August 10, '01

 

The Bush Education Initiative – Can He Face the Real Problem?

 

By Rabbi David Eidensohn

 

            There is today a great debate going on in Congress, the White House, and the educational world about President Bush's Education initiative. President Bush wants to put teeth into a bill that demands progress and performance in American schools. Tests would determine who progressed and who failed, and would determine money grants to states and localities. The question is: what kind of tests?

            "It is a shame that the focus is on such issues," said Rabbi David Eidensohn, director of the National Non-Sectarian Council of Pro-Family Activists. "We all know what the problems are. We know why students can't succeed in school to their true potential. And yet, President Bush isn't about to talk about those things, because he is afraid to. He wants to promote a program that ignores the impact of our culture and family problems upon students. There is no money in the world that can improve our schools until we untie the knot in the pupil's brain, a knot of stress and silliness that militates against learning."

            Rabbi Eidensohn quoted a Rand report in the eighties that clearly stated that parochial schools, with little money, sent inner-city children to college, while the public schools, floating in billions, failed to do so. "If we don't make a natural environment for children, one for the pure, clean and decent child, who really wants to learn, and whose nature is geared to curiosity and achievement, we will fail. Money will not make the difference," said the rabbi.

            "It is time for us to take off the blinders. Look at what home-schoolers are achieving, with almost no resources. Look at what the parochial schools are doing, with tiny resources. And look what the public schools are doing; they destroy children and produce mass murderers instead of teaching mathematics," said Rabbi Eidensohn.

            "We will not succeed in education until we break the back of the NEA and the lobbies of atheism," said Rabbi Eidensohn. "Our children must not be fodder for the futile fantasies of the radical left. Now that the therapists are proclaiming the glories of intergenerational sex, and those who believe that 'autoeroticism is spirituality' dominate public school sex education, money will not make our students learn."

            Rabbi Eidensohn called for President Bush to create a two-track public school system. In one track, students will be free of radical influences, and encouraged to stay away from sex, sick culture and secular radicalism. Parents will dominate the policies of this group. The other group, for those who want it, will be the regular public school agenda, with its accoutrements. This way, moral students can achieve, and we will not be spending money only to feed the NEA and other instruments of  child-destruction.
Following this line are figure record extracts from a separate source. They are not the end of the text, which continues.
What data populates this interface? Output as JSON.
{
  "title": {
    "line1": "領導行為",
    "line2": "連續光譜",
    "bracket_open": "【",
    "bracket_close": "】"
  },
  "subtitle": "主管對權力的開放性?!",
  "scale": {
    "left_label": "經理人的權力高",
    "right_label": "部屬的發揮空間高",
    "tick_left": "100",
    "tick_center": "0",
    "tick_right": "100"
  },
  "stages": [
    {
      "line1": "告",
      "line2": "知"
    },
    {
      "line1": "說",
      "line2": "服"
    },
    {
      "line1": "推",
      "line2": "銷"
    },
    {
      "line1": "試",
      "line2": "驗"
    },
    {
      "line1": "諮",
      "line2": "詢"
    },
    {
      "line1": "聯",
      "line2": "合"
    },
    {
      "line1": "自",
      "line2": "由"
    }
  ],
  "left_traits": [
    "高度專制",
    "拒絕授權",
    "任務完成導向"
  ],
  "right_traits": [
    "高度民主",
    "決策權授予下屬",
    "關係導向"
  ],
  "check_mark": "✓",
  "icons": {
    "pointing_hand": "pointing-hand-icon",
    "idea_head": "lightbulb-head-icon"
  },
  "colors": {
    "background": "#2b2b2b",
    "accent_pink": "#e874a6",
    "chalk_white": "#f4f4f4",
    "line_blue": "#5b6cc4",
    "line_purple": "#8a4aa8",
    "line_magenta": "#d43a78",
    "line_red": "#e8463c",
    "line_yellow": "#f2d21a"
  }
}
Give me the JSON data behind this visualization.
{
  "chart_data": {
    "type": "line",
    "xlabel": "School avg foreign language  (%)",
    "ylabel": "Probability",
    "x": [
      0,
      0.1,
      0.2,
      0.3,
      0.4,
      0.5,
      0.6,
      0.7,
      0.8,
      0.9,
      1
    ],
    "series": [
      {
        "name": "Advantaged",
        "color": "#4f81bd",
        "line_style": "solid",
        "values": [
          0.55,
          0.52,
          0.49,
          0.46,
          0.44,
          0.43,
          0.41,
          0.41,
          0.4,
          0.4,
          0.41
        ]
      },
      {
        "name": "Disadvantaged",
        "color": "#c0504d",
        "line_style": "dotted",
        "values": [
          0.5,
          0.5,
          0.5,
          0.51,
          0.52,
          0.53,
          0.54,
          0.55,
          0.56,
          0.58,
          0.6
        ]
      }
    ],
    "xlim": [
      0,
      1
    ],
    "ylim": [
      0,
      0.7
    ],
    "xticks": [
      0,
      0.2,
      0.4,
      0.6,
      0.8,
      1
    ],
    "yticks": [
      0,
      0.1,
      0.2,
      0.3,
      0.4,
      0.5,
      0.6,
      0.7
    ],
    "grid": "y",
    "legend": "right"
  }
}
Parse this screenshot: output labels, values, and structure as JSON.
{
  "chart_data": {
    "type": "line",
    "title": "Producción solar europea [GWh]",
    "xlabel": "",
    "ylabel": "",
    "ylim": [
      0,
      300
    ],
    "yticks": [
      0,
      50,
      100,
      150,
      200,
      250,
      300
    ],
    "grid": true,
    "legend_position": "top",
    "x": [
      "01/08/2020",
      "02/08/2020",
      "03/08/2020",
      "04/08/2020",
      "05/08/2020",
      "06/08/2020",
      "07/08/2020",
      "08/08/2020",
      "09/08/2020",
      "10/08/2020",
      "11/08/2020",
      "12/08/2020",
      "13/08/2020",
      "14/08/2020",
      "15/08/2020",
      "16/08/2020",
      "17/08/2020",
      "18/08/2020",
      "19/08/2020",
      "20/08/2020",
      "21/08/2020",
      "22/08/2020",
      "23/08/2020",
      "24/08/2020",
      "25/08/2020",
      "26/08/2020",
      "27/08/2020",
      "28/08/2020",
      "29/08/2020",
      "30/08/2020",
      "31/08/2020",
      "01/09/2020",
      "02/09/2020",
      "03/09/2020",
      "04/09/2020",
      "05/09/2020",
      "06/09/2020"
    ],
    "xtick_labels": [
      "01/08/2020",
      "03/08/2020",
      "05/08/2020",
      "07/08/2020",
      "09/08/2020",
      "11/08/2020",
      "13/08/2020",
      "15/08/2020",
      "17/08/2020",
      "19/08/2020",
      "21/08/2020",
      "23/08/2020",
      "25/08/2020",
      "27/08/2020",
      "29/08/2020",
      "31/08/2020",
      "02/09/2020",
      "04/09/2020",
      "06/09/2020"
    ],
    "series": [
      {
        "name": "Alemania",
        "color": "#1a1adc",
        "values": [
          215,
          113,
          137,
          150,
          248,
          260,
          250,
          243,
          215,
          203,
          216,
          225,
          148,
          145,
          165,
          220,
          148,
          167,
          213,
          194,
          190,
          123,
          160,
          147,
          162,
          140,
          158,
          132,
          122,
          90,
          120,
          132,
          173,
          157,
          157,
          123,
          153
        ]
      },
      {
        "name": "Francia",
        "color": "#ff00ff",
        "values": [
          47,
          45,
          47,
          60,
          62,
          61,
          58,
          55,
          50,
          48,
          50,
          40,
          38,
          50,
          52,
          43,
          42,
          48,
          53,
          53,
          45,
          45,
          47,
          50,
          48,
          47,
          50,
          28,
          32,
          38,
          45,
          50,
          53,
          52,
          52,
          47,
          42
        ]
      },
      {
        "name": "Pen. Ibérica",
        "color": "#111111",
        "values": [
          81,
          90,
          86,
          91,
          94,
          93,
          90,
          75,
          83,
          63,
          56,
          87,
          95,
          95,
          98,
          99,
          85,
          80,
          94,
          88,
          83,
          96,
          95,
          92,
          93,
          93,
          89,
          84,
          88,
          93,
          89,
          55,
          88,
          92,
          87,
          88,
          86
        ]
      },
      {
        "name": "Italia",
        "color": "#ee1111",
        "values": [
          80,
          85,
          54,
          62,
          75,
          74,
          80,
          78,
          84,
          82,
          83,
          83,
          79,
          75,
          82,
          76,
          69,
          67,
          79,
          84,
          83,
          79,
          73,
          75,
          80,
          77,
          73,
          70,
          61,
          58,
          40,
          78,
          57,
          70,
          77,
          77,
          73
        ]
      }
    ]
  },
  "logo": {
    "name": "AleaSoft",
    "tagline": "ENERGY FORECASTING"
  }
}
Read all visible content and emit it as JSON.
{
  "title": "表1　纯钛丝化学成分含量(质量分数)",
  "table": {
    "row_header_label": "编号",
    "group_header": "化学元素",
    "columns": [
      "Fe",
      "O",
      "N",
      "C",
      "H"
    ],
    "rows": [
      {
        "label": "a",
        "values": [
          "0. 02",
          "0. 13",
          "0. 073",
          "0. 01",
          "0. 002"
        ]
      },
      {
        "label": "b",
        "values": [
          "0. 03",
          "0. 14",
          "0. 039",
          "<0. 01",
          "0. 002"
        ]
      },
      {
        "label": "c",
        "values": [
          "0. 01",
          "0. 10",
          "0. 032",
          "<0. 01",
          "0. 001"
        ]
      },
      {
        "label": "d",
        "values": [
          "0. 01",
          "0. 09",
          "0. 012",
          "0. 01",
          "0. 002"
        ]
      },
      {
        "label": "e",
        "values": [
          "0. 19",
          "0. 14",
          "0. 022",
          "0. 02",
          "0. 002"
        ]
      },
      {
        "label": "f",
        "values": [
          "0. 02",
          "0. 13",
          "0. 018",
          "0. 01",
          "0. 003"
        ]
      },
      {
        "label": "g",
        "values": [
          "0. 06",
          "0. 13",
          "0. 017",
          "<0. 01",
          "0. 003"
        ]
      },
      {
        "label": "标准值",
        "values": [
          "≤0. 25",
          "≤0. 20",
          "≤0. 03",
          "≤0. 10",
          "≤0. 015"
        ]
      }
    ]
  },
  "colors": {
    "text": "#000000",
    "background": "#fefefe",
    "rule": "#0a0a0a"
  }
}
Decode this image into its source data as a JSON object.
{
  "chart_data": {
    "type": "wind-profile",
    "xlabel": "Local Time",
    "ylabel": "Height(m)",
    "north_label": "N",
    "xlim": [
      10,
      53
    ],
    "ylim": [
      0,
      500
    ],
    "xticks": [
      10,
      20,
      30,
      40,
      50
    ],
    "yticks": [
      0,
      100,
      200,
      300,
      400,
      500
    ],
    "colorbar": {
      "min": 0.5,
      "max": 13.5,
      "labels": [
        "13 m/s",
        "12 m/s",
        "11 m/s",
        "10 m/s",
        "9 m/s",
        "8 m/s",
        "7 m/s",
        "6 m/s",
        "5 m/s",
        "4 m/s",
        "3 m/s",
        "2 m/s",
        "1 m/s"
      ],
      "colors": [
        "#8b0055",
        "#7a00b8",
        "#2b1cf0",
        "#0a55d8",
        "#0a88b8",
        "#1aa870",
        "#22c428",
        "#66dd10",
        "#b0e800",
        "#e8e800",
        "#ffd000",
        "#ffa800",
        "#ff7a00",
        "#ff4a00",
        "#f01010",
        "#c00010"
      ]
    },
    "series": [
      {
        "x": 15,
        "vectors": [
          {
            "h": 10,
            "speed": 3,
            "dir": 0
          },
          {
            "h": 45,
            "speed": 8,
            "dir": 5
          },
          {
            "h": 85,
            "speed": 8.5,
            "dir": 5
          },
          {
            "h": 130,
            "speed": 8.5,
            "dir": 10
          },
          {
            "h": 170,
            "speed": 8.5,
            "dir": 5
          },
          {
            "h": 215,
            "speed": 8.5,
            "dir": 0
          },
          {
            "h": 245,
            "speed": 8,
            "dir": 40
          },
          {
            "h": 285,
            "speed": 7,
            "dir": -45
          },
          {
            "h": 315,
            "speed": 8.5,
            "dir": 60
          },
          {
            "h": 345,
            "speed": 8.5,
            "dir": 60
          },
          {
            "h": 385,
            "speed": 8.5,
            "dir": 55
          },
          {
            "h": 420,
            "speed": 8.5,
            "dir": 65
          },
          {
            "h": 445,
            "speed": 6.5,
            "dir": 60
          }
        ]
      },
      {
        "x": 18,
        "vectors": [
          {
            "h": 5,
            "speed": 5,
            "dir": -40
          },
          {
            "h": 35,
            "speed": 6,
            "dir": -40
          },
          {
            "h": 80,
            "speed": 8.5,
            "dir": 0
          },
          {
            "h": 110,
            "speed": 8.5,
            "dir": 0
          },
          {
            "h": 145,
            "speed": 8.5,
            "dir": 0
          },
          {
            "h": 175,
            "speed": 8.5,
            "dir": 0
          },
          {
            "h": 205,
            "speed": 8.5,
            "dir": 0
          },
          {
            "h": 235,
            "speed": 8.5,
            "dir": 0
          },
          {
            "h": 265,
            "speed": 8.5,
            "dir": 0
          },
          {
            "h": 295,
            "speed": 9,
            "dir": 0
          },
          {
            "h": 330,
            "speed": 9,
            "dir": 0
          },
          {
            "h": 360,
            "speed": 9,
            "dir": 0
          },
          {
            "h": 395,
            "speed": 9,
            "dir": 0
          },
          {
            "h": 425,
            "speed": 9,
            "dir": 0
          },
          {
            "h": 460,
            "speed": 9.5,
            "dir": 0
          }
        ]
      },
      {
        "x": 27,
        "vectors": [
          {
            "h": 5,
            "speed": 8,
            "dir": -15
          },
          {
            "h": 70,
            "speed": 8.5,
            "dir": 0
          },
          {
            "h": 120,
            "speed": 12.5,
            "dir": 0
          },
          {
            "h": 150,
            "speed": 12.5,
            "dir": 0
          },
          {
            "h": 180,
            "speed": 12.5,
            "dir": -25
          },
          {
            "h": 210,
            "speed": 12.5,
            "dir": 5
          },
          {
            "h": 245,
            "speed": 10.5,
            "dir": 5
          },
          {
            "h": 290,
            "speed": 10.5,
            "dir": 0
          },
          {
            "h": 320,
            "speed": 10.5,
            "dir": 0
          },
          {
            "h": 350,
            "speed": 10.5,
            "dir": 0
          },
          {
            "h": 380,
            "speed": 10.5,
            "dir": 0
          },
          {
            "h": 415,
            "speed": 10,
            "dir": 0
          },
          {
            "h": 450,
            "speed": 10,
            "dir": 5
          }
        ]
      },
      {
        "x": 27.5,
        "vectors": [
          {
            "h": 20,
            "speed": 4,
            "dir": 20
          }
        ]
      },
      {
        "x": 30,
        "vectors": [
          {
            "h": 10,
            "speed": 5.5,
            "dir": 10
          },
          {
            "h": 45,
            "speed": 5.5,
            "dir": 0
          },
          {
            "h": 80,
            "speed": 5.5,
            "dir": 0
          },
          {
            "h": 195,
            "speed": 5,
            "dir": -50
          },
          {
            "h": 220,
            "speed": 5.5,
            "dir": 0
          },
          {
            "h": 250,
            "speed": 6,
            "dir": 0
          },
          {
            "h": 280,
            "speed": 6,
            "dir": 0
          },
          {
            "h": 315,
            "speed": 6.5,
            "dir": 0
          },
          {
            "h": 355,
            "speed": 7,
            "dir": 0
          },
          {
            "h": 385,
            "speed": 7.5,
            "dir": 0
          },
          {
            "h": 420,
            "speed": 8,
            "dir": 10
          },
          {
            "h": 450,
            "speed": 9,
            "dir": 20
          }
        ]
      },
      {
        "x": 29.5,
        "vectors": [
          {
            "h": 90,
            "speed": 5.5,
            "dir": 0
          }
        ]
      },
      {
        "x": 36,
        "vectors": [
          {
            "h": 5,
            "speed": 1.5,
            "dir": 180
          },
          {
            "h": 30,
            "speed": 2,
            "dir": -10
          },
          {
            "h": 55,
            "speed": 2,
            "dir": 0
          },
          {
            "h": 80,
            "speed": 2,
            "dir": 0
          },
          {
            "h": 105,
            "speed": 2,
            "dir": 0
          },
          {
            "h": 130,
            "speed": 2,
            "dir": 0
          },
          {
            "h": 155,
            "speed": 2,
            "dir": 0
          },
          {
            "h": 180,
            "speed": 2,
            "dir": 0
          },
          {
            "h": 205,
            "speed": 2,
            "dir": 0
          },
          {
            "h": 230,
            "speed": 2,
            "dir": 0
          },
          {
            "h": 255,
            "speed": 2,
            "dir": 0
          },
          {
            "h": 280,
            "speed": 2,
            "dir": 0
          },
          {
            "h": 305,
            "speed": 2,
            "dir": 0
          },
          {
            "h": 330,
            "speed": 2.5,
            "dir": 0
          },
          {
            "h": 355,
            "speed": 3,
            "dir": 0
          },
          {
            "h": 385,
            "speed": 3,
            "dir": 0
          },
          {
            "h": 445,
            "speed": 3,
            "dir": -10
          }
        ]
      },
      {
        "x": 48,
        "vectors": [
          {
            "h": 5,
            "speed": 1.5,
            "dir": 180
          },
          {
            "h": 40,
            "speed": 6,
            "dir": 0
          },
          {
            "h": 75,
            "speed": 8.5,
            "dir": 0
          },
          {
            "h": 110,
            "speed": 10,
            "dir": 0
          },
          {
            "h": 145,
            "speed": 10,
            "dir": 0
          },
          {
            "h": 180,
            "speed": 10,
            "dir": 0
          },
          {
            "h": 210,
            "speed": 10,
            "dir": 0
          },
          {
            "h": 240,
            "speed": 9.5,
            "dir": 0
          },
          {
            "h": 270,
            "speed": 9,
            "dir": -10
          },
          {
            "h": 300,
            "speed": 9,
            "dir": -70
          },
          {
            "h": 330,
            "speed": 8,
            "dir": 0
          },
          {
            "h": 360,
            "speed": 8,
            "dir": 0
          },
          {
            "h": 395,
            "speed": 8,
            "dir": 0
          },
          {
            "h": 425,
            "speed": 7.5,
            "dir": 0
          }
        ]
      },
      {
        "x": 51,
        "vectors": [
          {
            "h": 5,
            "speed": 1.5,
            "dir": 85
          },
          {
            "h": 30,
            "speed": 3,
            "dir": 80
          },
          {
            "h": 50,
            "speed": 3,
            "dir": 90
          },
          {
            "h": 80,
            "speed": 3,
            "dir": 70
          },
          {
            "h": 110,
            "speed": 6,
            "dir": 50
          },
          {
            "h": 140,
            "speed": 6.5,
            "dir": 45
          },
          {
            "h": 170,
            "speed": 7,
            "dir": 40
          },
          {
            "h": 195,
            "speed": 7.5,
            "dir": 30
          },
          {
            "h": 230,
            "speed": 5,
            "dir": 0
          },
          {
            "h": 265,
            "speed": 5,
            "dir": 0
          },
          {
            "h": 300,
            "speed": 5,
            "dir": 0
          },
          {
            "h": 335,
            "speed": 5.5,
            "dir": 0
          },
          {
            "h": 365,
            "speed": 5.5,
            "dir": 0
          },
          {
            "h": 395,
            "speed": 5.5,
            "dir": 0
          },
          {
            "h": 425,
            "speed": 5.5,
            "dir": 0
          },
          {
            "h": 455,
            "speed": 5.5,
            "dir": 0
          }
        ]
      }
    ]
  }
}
            "It is time," said Rabbi Eidensohn, "to let nature take its course. We must improve education by creating in all public schools, two tracks. In one track, there will be no sex to distract the students. Boys and girls will be separated. Abstinence from any serious sex, or any of it at young ages, will be taught. All radical and unnatural ideas will be banned. Children will not be taught to hate their parents, the "bigots," the "homophobes," or anyone. Children will be taught to love and respect. In the other track, public school as defined by the NEA will be available, for those parents who practice modern child-sacrifice. In this track, children will be taught that they are free of any influence from parents. They will be taught to hate their parents, religion, G-d, and traditional family values. They will be filled with anger, the great radical tool for revolution. And when things boil over, the graduates of this group will come to school, massacre their fellow-students, and the NEA will ask for more money to stop the Gun Lobby."